Kitanchev was born in the village of Podmochani near Resen (then in Ottoman Macedonia, today in the Republic of Macedonia). In 1869, he was sent to the imperial capital Istanbul to study at the Bulgarian school in Phanar with the aid of Nathanael of Ohrid; in Phanar, his classmate was future Bulgarian socialist leader Dimitar Blagoev and his teacher was Petko Slaveykov.

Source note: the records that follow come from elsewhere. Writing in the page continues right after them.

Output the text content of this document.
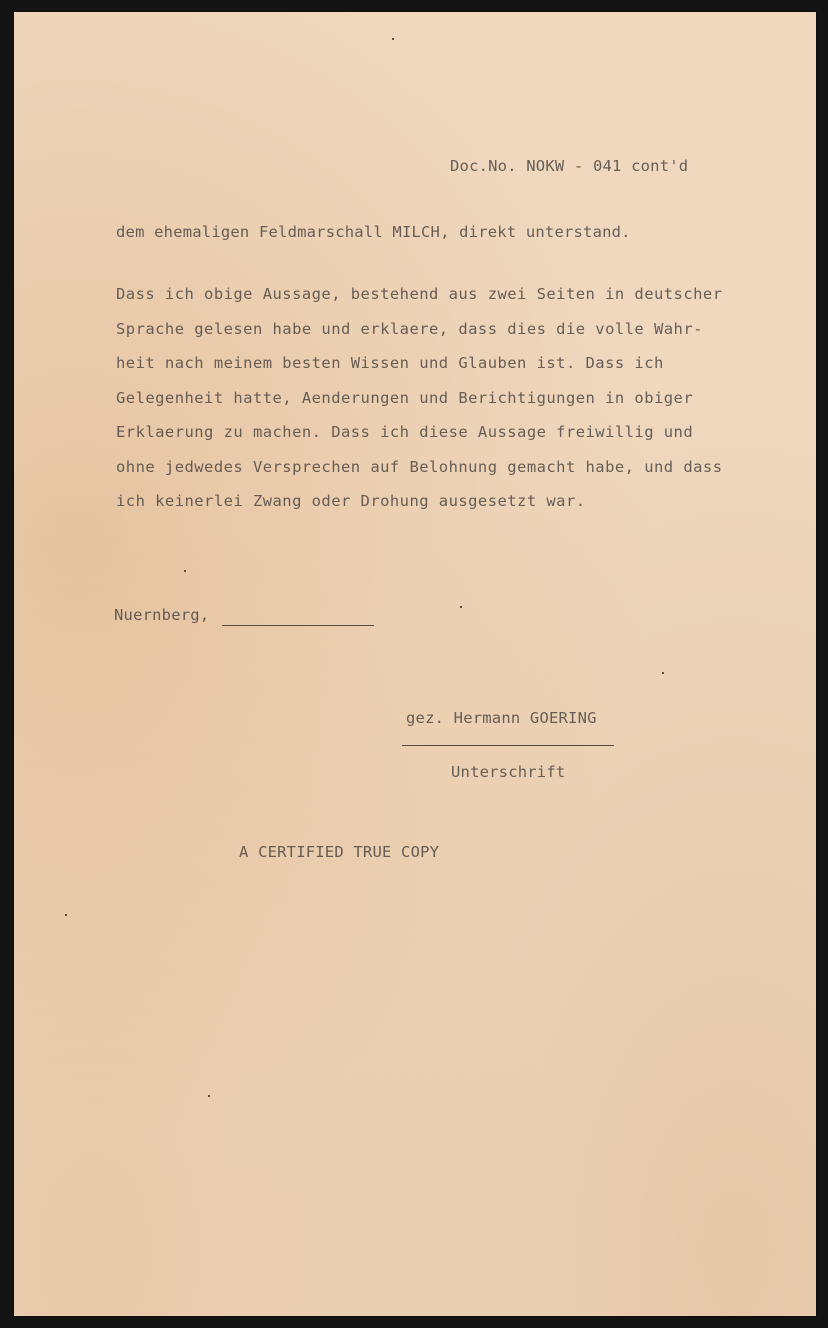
Doc.No. NOKW - 041 cont'd
dem ehemaligen Feldmarschall MILCH, direkt unterstand.
Dass ich obige Aussage, bestehend aus zwei Seiten in deutscher
Sprache gelesen habe und erklaere, dass dies die volle Wahr-
heit nach meinem besten Wissen und Glauben ist. Dass ich
Gelegenheit hatte, Aenderungen und Berichtigungen in obiger
Erklaerung zu machen. Dass ich diese Aussage freiwillig und
ohne jedwedes Versprechen auf Belohnung gemacht habe, und dass
ich keinerlei Zwang oder Drohung ausgesetzt war.
Nuernberg,
gez. Hermann GOERING
Unterschrift
A CERTIFIED TRUE COPY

From 1874 to 1879, Kitanchev studied at the Kiev seminary in the Russian Empire. After his graduation he briefly studied law in Moscow until 1880. In that year, he returned to the Balkans to work as a teacher at the Saints Peter and Paul Seminary in Lyaskovets and the Bulgarian Men's High School in Thessaloniki. In 1884, Trayko Kitanchev moved to Plovdiv, at the time still the capital of Eastern Rumelia; shortly afterwards he settled in Sofia, capital of the Principality of Bulgaria. In the same year, he became a full member of the Bulgarian Literary Society (today's Bulgarian Academy of Sciences).